Он делает шаг, но медлит и оглядывается на Роланда. Лицо его мрачно и хмуро, но уже без болезненной бледности. Его больше уже не трясет, разве что иногда.

— Иногда ты меня абсолютно не понимаешь, да?

— Да, — шепчет стрелок. — Иногда — нет.

— Тогда я тебе разъясню. Есть люди, которым нужно быть нужными другим людям. Ты меня не понимаешь, потому что ты — не такой человек. Сначала ты мною воспользуешься, а потом выбросишь, как ненужный бумажный пакет, к тому все и идет. Ну и пошел ты подальше, дружище. Ты — натура достаточно тонкая, чтобы тебе из-за этого было больно, и все же — достаточно крепкая, чтобы идти напролом и использовать тех, кто рядом, если так будет нужно. Не из-за того, что ты такой мерзавец. Ты просто не сможешь иначе. Если я буду валяться тут на берегу и вопить о помощи, ты просто перешагнешь через меня, если я вдруг окажусь между тобой и твоей чертовой Башней. Я ведь правильно излагаю?

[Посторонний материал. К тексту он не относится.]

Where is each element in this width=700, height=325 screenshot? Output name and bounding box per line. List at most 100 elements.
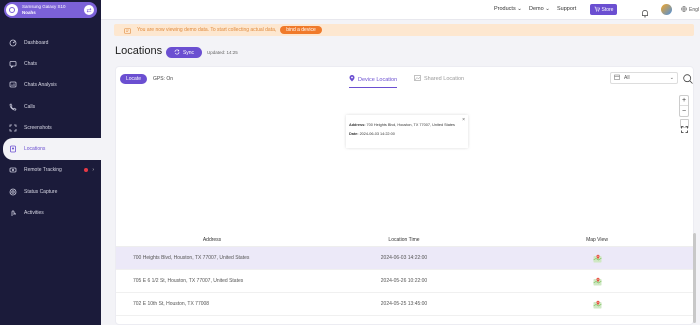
cell-address: 700 Heights Blvd, Houston, TX 77007, Uni… bbox=[133, 255, 250, 261]
gps-status: GPS: On bbox=[153, 76, 174, 82]
sidebar-item-label: Locations bbox=[24, 146, 46, 153]
locations-table: Address Location Time Map View 700 Heigh… bbox=[116, 233, 694, 316]
chevron-right-icon: › bbox=[92, 166, 94, 173]
map-pin-icon[interactable] bbox=[592, 277, 602, 286]
tab-label: Shared Location bbox=[424, 76, 465, 82]
locations-panel: Locate GPS: On Device Location Shared Lo… bbox=[115, 66, 696, 325]
sidebar: Samsung Galaxy S10 Noahs ⇄ Dashboard Cha… bbox=[0, 0, 101, 325]
cell-location-time: 2024-05-26 10:22:00 bbox=[380, 278, 428, 284]
map-pin-icon[interactable] bbox=[592, 254, 602, 263]
shared-map-icon bbox=[414, 75, 421, 83]
sidebar-item-activities[interactable]: Activities bbox=[0, 202, 101, 223]
sidebar-item-chats-analysis[interactable]: Chats Analysis bbox=[0, 75, 101, 96]
tab-label: Device Location bbox=[358, 76, 398, 83]
popup-date: 2024-06-03 14:22:00 bbox=[359, 132, 395, 136]
topbar: Products ⌄ Demo ⌄ Support Store Engl bbox=[101, 0, 700, 20]
page-title: Locations bbox=[115, 45, 163, 57]
zoom-control: + − bbox=[679, 95, 689, 117]
chevron-down-icon: ⌄ bbox=[669, 75, 674, 81]
cell-location-time: 2024-05-25 13:45:00 bbox=[380, 301, 428, 307]
demo-label: Demo bbox=[529, 6, 544, 12]
device-owner: Noahs bbox=[22, 9, 36, 15]
location-pin-icon bbox=[349, 75, 355, 84]
cell-address: 705 E 6 1/2 St, Houston, TX 77007, Unite… bbox=[133, 278, 244, 284]
bell-icon[interactable] bbox=[641, 5, 649, 23]
table-row[interactable]: 700 Heights Blvd, Houston, TX 77007, Uni… bbox=[116, 247, 694, 270]
demo-banner: You are now viewing demo data. To start … bbox=[114, 24, 694, 36]
bind-device-button[interactable]: bind a device bbox=[280, 26, 322, 34]
table-header: Address Location Time Map View bbox=[116, 233, 694, 247]
screenshot-icon bbox=[9, 124, 17, 132]
zoom-in-button[interactable]: + bbox=[680, 96, 688, 106]
table-row[interactable]: 705 E 6 1/2 St, Houston, TX 77007, Unite… bbox=[116, 270, 694, 293]
device-selector[interactable]: Samsung Galaxy S10 Noahs ⇄ bbox=[4, 2, 97, 18]
activities-icon bbox=[9, 209, 17, 217]
map-view[interactable]: × Address: 700 Heights Blvd, Houston, TX… bbox=[116, 89, 693, 228]
demo-menu[interactable]: Demo ⌄ bbox=[529, 6, 550, 12]
sidebar-item-label: Calls bbox=[24, 103, 36, 110]
sidebar-item-label: Screenshots bbox=[24, 124, 52, 131]
avatar[interactable] bbox=[661, 4, 672, 15]
table-scrollbar[interactable] bbox=[693, 233, 696, 323]
sidebar-item-remote-tracking[interactable]: Remote Tracking › bbox=[0, 160, 101, 181]
locate-button[interactable]: Locate bbox=[120, 74, 147, 84]
popup-address-label: Address: bbox=[349, 123, 366, 127]
device-logo-icon bbox=[6, 4, 18, 16]
globe-icon bbox=[681, 6, 687, 14]
phone-icon bbox=[9, 103, 17, 111]
sidebar-item-label: Chats Analysis bbox=[24, 82, 57, 89]
table-row[interactable]: 702 E 10th St, Houston, TX 77008 2024-05… bbox=[116, 293, 694, 316]
sidebar-item-label: Activities bbox=[24, 210, 44, 217]
zoom-out-button[interactable]: − bbox=[680, 106, 688, 116]
filter-select[interactable]: All ⌄ bbox=[610, 72, 678, 84]
store-button[interactable]: Store bbox=[590, 4, 617, 15]
cell-location-time: 2024-06-03 14:22:00 bbox=[380, 255, 428, 261]
sidebar-item-chats[interactable]: Chats bbox=[0, 53, 101, 74]
language-label: Engl bbox=[689, 7, 700, 13]
sidebar-item-screenshots[interactable]: Screenshots bbox=[0, 117, 101, 138]
sidebar-item-locations[interactable]: Locations bbox=[3, 138, 101, 160]
store-label: Store bbox=[601, 6, 614, 13]
close-icon[interactable]: × bbox=[462, 117, 465, 123]
cell-address: 702 E 10th St, Houston, TX 77008 bbox=[133, 301, 210, 307]
sidebar-item-label: Dashboard bbox=[24, 39, 49, 46]
popup-address: 700 Heights Blvd, Houston, TX 77007, Uni… bbox=[366, 123, 455, 127]
chat-analysis-icon bbox=[9, 81, 17, 89]
sidebar-item-label: Remote Tracking bbox=[24, 167, 62, 174]
dashboard-icon bbox=[9, 39, 17, 47]
support-link[interactable]: Support bbox=[557, 6, 576, 12]
fullscreen-icon[interactable] bbox=[680, 119, 689, 133]
switch-device-icon[interactable]: ⇄ bbox=[84, 5, 94, 15]
sidebar-item-dashboard[interactable]: Dashboard bbox=[0, 32, 101, 53]
map-pin-icon[interactable] bbox=[592, 300, 602, 309]
language-selector[interactable]: Engl bbox=[681, 6, 699, 14]
sidebar-item-status-capture[interactable]: Status Capture bbox=[0, 181, 101, 202]
chevron-down-icon: ⌄ bbox=[543, 6, 550, 12]
location-popup: × Address: 700 Heights Blvd, Houston, TX… bbox=[346, 115, 468, 148]
products-menu[interactable]: Products ⌄ bbox=[494, 6, 522, 12]
chevron-down-icon: ⌄ bbox=[515, 6, 522, 12]
column-header-address: Address bbox=[202, 236, 222, 243]
sync-icon bbox=[174, 49, 180, 57]
tab-device-location[interactable]: Device Location bbox=[349, 75, 398, 88]
sidebar-nav: Dashboard Chats Chats Analysis Calls Scr… bbox=[0, 32, 101, 224]
updated-time: Updated: 14:25 bbox=[207, 50, 238, 55]
remote-tracking-icon bbox=[9, 166, 17, 174]
device-name: Samsung Galaxy S10 bbox=[22, 5, 66, 9]
column-header-location-time: Location Time bbox=[388, 236, 420, 243]
popup-date-label: Date: bbox=[349, 132, 359, 136]
products-label: Products bbox=[494, 6, 516, 12]
location-icon bbox=[9, 145, 17, 153]
notification-dot bbox=[84, 167, 88, 172]
sidebar-item-label: Chats bbox=[24, 60, 38, 67]
search-icon[interactable] bbox=[682, 72, 694, 84]
cart-icon bbox=[594, 6, 600, 14]
sidebar-item-label: Status Capture bbox=[24, 188, 58, 195]
tab-shared-location[interactable]: Shared Location bbox=[414, 75, 464, 83]
sidebar-item-calls[interactable]: Calls bbox=[0, 96, 101, 117]
sync-label: Sync bbox=[182, 49, 195, 56]
status-capture-icon bbox=[9, 188, 17, 196]
column-header-map-view: Map View bbox=[586, 236, 608, 243]
sync-button[interactable]: Sync bbox=[166, 47, 202, 58]
info-icon bbox=[124, 21, 131, 39]
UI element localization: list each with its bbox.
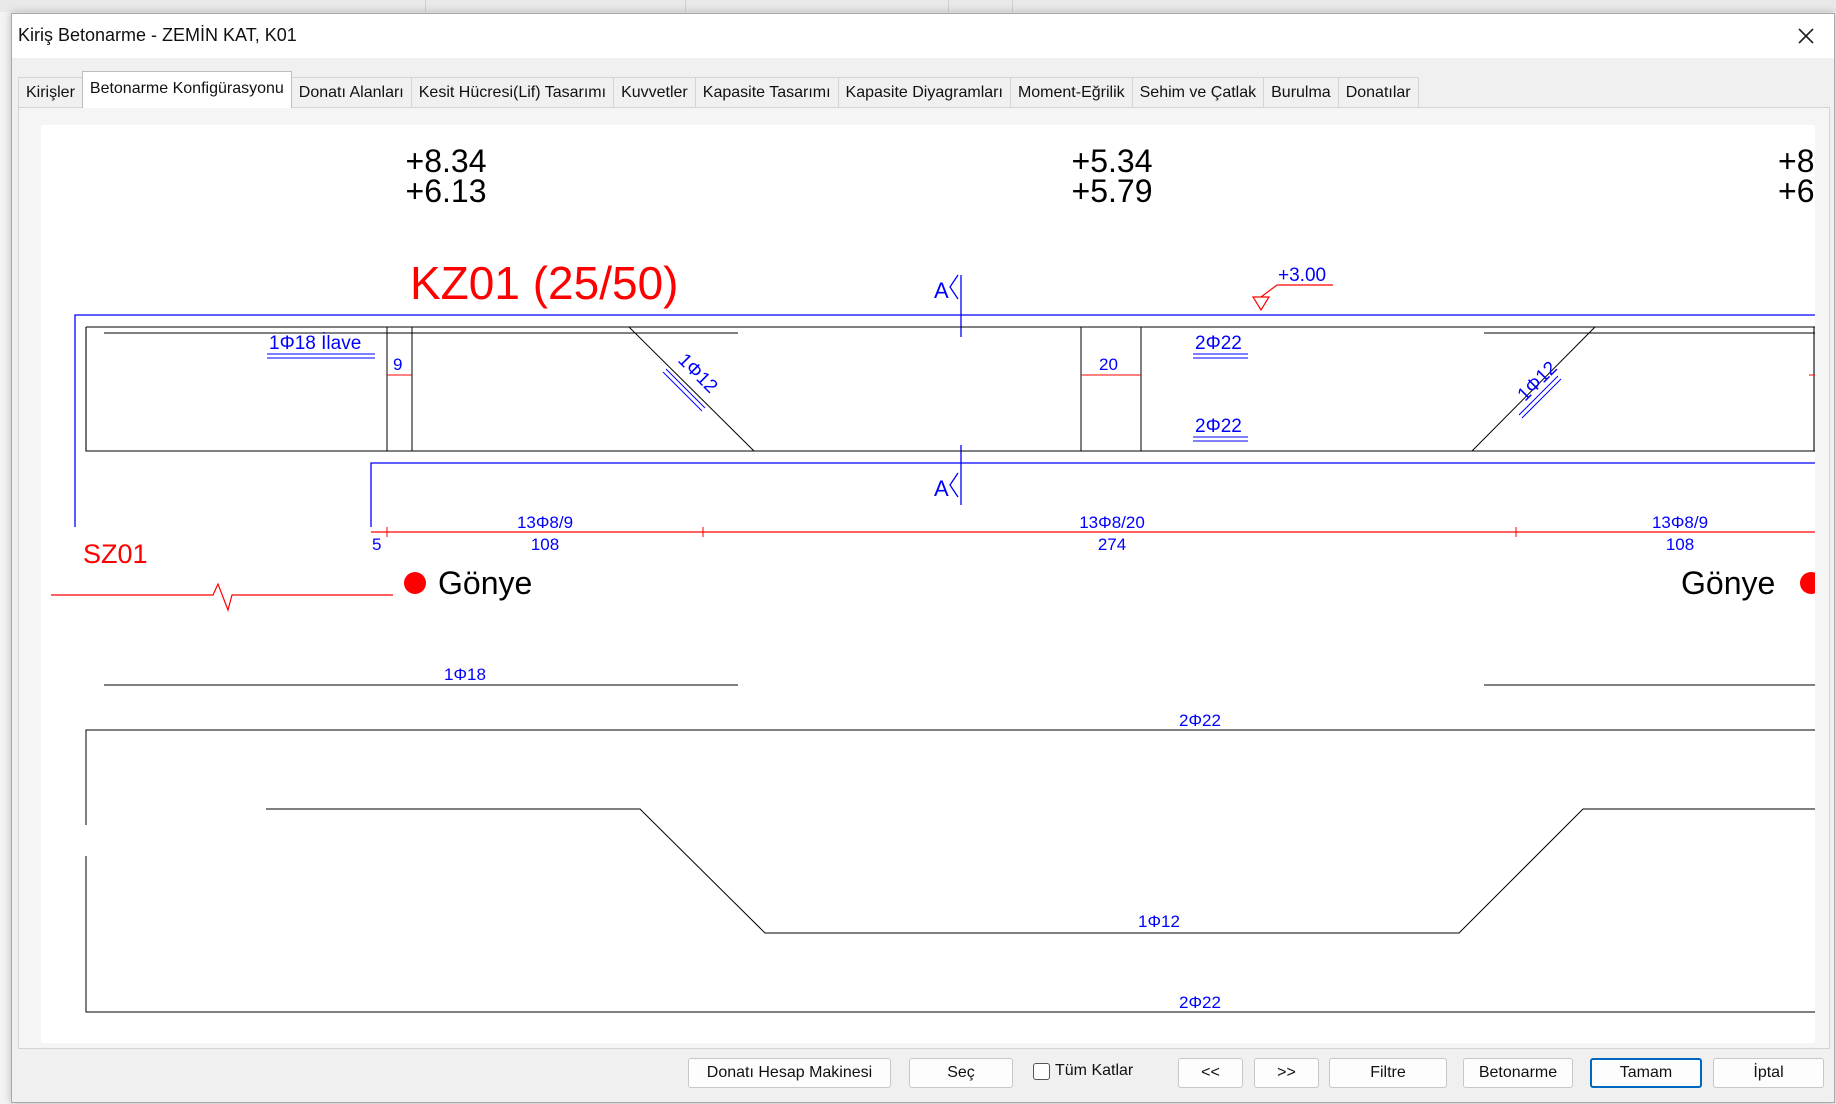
section-arrow-bottom [949, 472, 959, 498]
top-bar-label: 2Φ22 [1195, 333, 1242, 354]
all-floors-checkbox[interactable]: Tüm Katlar [1033, 1062, 1133, 1080]
background-divider [1012, 0, 1013, 12]
filter-button[interactable]: Filtre [1329, 1058, 1447, 1088]
reinforcement-drawing-canvas[interactable]: +8.34 +6.13 +5.34 +5.79 +8.34 +6.13 KZ01… [41, 125, 1815, 1043]
tab-moment-egrilik[interactable]: Moment-Eğrilik [1009, 77, 1133, 108]
moment-left-bottom: +6.13 [406, 173, 487, 209]
hook-label-left: Gönye [438, 565, 532, 601]
select-button[interactable]: Seç [909, 1058, 1013, 1088]
column-break-line [51, 582, 393, 612]
hook-marker-right [1800, 572, 1815, 594]
calculator-button[interactable]: Donatı Hesap Makinesi [688, 1058, 891, 1088]
detail-extra-bar-label: 1Φ18 [444, 665, 486, 684]
detail-bottom-bar-label: 2Φ22 [1179, 993, 1221, 1012]
background-divider [685, 0, 686, 12]
next-button[interactable]: >> [1254, 1058, 1319, 1088]
stirrup-left-spec: 13Φ8/9 [517, 513, 573, 532]
tab-kapasite-diyagramlari[interactable]: Kapasite Diyagramları [837, 77, 1011, 108]
moment-right-bottom: +6.13 [1778, 173, 1815, 209]
dimension-left-label: 9 [393, 355, 402, 374]
detail-bent-bar-line [266, 808, 1815, 934]
bent-bar-right-label: 1Φ12 [1514, 358, 1562, 406]
tab-kuvvetler[interactable]: Kuvvetler [613, 77, 696, 108]
detail-bent-bar-label: 1Φ12 [1138, 912, 1180, 931]
beam-rc-dialog: Kiriş Betonarme - ZEMİN KAT, K01 Kirişle… [11, 13, 1835, 1103]
elevation-label: +3.00 [1278, 265, 1326, 286]
stirrup-right-length: 108 [1666, 535, 1694, 554]
stirrup-right-spec: 13Φ8/9 [1652, 513, 1708, 532]
tab-donati-alanlari[interactable]: Donatı Alanları [290, 77, 412, 108]
tab-sehim-ve-catlak[interactable]: Sehim ve Çatlak [1131, 77, 1265, 108]
beam-label: KZ01 (25/50) [410, 257, 678, 309]
stirrup-mid-length: 274 [1098, 535, 1126, 554]
bottom-bar-label: 2Φ22 [1195, 416, 1242, 437]
all-floors-label: Tüm Katlar [1055, 1062, 1134, 1079]
detail-top-bar-line [85, 729, 1815, 825]
window-title: Kiriş Betonarme - ZEMİN KAT, K01 [18, 25, 297, 45]
close-icon [1798, 28, 1814, 44]
column-label: SZ01 [83, 539, 148, 569]
bent-bar-left-diagonal [628, 326, 755, 452]
detail-bottom-bar-line [85, 856, 1815, 1013]
rc-button[interactable]: Betonarme [1463, 1058, 1573, 1088]
stirrup-mid-spec: 13Φ8/20 [1079, 513, 1145, 532]
cancel-button[interactable]: İptal [1713, 1058, 1824, 1088]
tab-betonarme-konfigurasyonu[interactable]: Betonarme Konfigürasyonu [81, 71, 292, 108]
close-button[interactable] [1778, 14, 1834, 58]
background-divider [425, 0, 426, 12]
previous-button[interactable]: << [1178, 1058, 1243, 1088]
tab-kapasite-tasarimi[interactable]: Kapasite Tasarımı [694, 77, 839, 108]
detail-top-bar-label: 2Φ22 [1179, 711, 1221, 730]
background-divider [948, 0, 949, 12]
bent-bar-left-label: 1Φ12 [673, 350, 721, 398]
ok-button[interactable]: Tamam [1590, 1058, 1702, 1088]
title-bar: Kiriş Betonarme - ZEMİN KAT, K01 [12, 14, 1834, 58]
elevation-triangle-icon [1251, 296, 1271, 312]
section-mark-bottom: A [934, 476, 949, 501]
checkbox-box[interactable] [1033, 1062, 1050, 1080]
background-toolbar [0, 0, 1836, 12]
hook-marker-left [404, 572, 426, 594]
tab-burulma[interactable]: Burulma [1263, 77, 1339, 108]
offset-label: 5 [372, 535, 381, 554]
extra-top-bar-label: 1Φ18 İlave [269, 333, 361, 354]
section-arrow-top [949, 274, 959, 300]
tab-strip: Kirişler Betonarme Konfigürasyonu Donatı… [18, 68, 1419, 108]
section-mark-top: A [934, 278, 949, 303]
hook-label-right: Gönye [1681, 565, 1775, 601]
tab-kirisler[interactable]: Kirişler [18, 77, 83, 108]
dimension-mid-label: 20 [1099, 355, 1118, 374]
moment-mid-bottom: +5.79 [1072, 173, 1153, 209]
stirrup-left-length: 108 [531, 535, 559, 554]
tab-kesit-hucresi[interactable]: Kesit Hücresi(Lif) Tasarımı [410, 77, 615, 108]
beam-drawing: +8.34 +6.13 +5.34 +5.79 +8.34 +6.13 KZ01… [51, 143, 1815, 1013]
tab-donatilar[interactable]: Donatılar [1337, 77, 1419, 108]
elevation-leader [1260, 284, 1278, 298]
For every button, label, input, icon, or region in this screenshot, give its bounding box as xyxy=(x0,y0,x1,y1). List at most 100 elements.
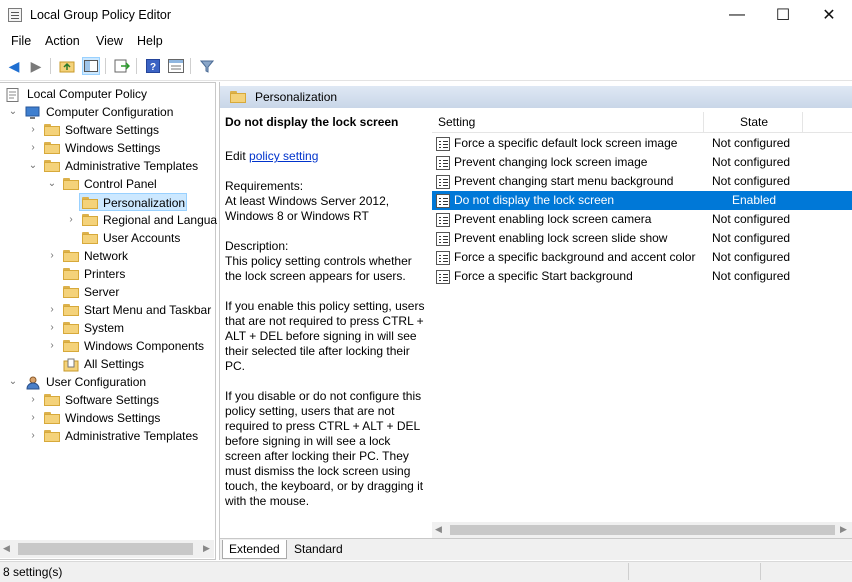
tree-item-server[interactable]: Server xyxy=(0,283,214,301)
chevron-right-icon[interactable]: › xyxy=(47,301,57,319)
description-label: Description: xyxy=(225,239,289,253)
description-text-1: This policy setting controls whether the… xyxy=(225,254,412,283)
tree-item-system[interactable]: › System xyxy=(0,319,214,337)
chevron-down-icon[interactable]: ⌄ xyxy=(8,373,18,391)
close-button[interactable]: ✕ xyxy=(806,0,852,30)
status-separator xyxy=(760,563,761,580)
toolbar-separator xyxy=(136,58,137,74)
scroll-left-icon[interactable]: ◀ xyxy=(435,524,442,535)
scroll-right-icon[interactable]: ▶ xyxy=(203,543,210,554)
tree-item-regional[interactable]: › Regional and Langua xyxy=(0,211,217,229)
tree-item-user-accounts[interactable]: User Accounts xyxy=(0,229,214,247)
policy-state: Not configured xyxy=(712,155,791,169)
chevron-right-icon[interactable]: › xyxy=(47,247,57,265)
policy-state: Not configured xyxy=(712,269,791,283)
chevron-right-icon[interactable]: › xyxy=(47,337,57,355)
column-separator[interactable] xyxy=(802,112,803,132)
tree-item-start-menu-taskbar[interactable]: › Start Menu and Taskbar xyxy=(0,301,214,319)
tree-item-personalization[interactable]: Personalization xyxy=(79,193,187,211)
tree-item-cc-software-settings[interactable]: › Software Settings xyxy=(0,121,214,139)
tab-standard[interactable]: Standard xyxy=(288,540,349,558)
policy-state: Not configured xyxy=(712,136,791,150)
column-header-state[interactable]: State xyxy=(740,115,768,129)
maximize-button[interactable]: ☐ xyxy=(760,0,806,30)
policy-name: Do not display the lock screen xyxy=(454,193,615,207)
policy-name: Prevent changing lock screen image xyxy=(454,155,648,169)
folder-icon xyxy=(63,322,79,334)
column-separator[interactable] xyxy=(703,112,704,132)
tree-item-printers[interactable]: Printers xyxy=(0,265,214,283)
chevron-right-icon[interactable]: › xyxy=(28,391,38,409)
folder-icon xyxy=(44,394,60,406)
chevron-down-icon[interactable]: ⌄ xyxy=(28,157,38,175)
scroll-left-icon[interactable]: ◀ xyxy=(3,543,10,554)
tree-item-uc-administrative-templates[interactable]: › Administrative Templates xyxy=(0,427,214,445)
chevron-right-icon[interactable]: › xyxy=(47,319,57,337)
chevron-right-icon[interactable]: › xyxy=(28,139,38,157)
folder-icon xyxy=(63,340,79,352)
tree-item-uc-windows-settings[interactable]: › Windows Settings xyxy=(0,409,214,427)
help-icon[interactable]: ? xyxy=(144,57,162,75)
up-folder-icon[interactable] xyxy=(58,57,76,75)
folder-icon xyxy=(63,286,79,298)
tree-item-windows-components[interactable]: › Windows Components xyxy=(0,337,214,355)
back-arrow-icon[interactable]: ◀ xyxy=(5,57,23,75)
minimize-button[interactable]: — xyxy=(714,0,760,30)
tab-extended[interactable]: Extended xyxy=(222,540,287,559)
policy-state: Not configured xyxy=(712,231,791,245)
policy-state: Enabled xyxy=(732,193,777,207)
chevron-down-icon[interactable]: ⌄ xyxy=(47,175,57,193)
status-bar xyxy=(0,561,852,582)
chevron-right-icon[interactable]: › xyxy=(66,211,76,229)
folder-icon xyxy=(44,124,60,136)
filter-icon[interactable] xyxy=(198,57,216,75)
folder-icon xyxy=(82,197,98,209)
tree-item-cc-administrative-templates[interactable]: ⌄ Administrative Templates xyxy=(0,157,214,175)
menu-action[interactable]: Action xyxy=(45,34,80,48)
window-title: Local Group Policy Editor xyxy=(30,8,172,22)
folder-icon xyxy=(44,142,60,154)
list-header xyxy=(432,112,852,133)
policy-setting-icon xyxy=(436,232,450,246)
menu-bar xyxy=(0,31,852,52)
tree-item-uc-software-settings[interactable]: › Software Settings xyxy=(0,391,214,409)
edit-policy-link[interactable]: policy setting xyxy=(249,149,318,163)
show-hide-tree-icon[interactable] xyxy=(82,57,100,75)
forward-arrow-icon[interactable]: ▶ xyxy=(27,57,45,75)
tree-item-computer-configuration[interactable]: ⌄ Computer Configuration xyxy=(0,103,214,121)
menu-view[interactable]: View xyxy=(96,34,123,48)
description-text-3: If you disable or do not configure this … xyxy=(225,389,424,508)
all-settings-icon xyxy=(63,358,79,372)
tree-item-all-settings[interactable]: All Settings xyxy=(0,355,214,373)
edit-line: Edit policy setting xyxy=(225,149,425,164)
tree-item-local-computer-policy[interactable]: Local Computer Policy xyxy=(4,85,214,103)
policy-setting-icon xyxy=(436,137,450,151)
chevron-right-icon[interactable]: › xyxy=(28,121,38,139)
tree-scroll-thumb[interactable] xyxy=(18,543,193,555)
tree-item-network[interactable]: › Network xyxy=(0,247,214,265)
policy-setting-icon xyxy=(436,270,450,284)
tree-item-control-panel[interactable]: ⌄ Control Panel xyxy=(0,175,214,193)
policy-state: Not configured xyxy=(712,250,791,264)
policy-name: Force a specific default lock screen ima… xyxy=(454,136,678,150)
export-list-icon[interactable] xyxy=(113,57,131,75)
properties-icon[interactable] xyxy=(167,57,185,75)
policy-state: Not configured xyxy=(712,174,791,188)
policy-setting-icon xyxy=(436,156,450,170)
status-separator xyxy=(628,563,629,580)
scroll-right-icon[interactable]: ▶ xyxy=(840,524,847,535)
menu-file[interactable]: File xyxy=(11,34,31,48)
policy-name: Force a specific Start background xyxy=(454,269,633,283)
list-scroll-thumb[interactable] xyxy=(450,525,835,535)
tree-item-cc-windows-settings[interactable]: › Windows Settings xyxy=(0,139,214,157)
tree-item-user-configuration[interactable]: ⌄ User Configuration xyxy=(0,373,214,391)
chevron-right-icon[interactable]: › xyxy=(28,427,38,445)
chevron-right-icon[interactable]: › xyxy=(28,409,38,427)
folder-icon xyxy=(230,91,246,103)
menu-help[interactable]: Help xyxy=(137,34,163,48)
chevron-down-icon[interactable]: ⌄ xyxy=(8,103,18,121)
policy-document-icon xyxy=(6,88,20,102)
policy-name: Force a specific background and accent c… xyxy=(454,250,696,264)
computer-icon xyxy=(25,106,40,119)
column-header-setting[interactable]: Setting xyxy=(438,115,475,129)
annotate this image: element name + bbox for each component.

Стрелок молчит и только смотрит на Эдди.

— Но не все люди такие. Есть люди, которым нужно, чтобы они были нужны другим. Как в той песне Барбары Стрейзанд. Банально, быть может, но верно. Просто еще один способ зависнуть на кайфе.

Эдди пристально смотрит на Роланда.

— Но, уж если на то пошло, ты у нас чистенький, правда?

Роланд молча глядит на Эдди.

— Если не считать Башни. — Эдди издает короткий смешок. — Ты наркоман, Роланд. Твой наркотик — Башня.

— Какая это была война? — шепчет Роланд.

— Что?

— На какой войне тебе отстрелили твое чувство благородства и чести?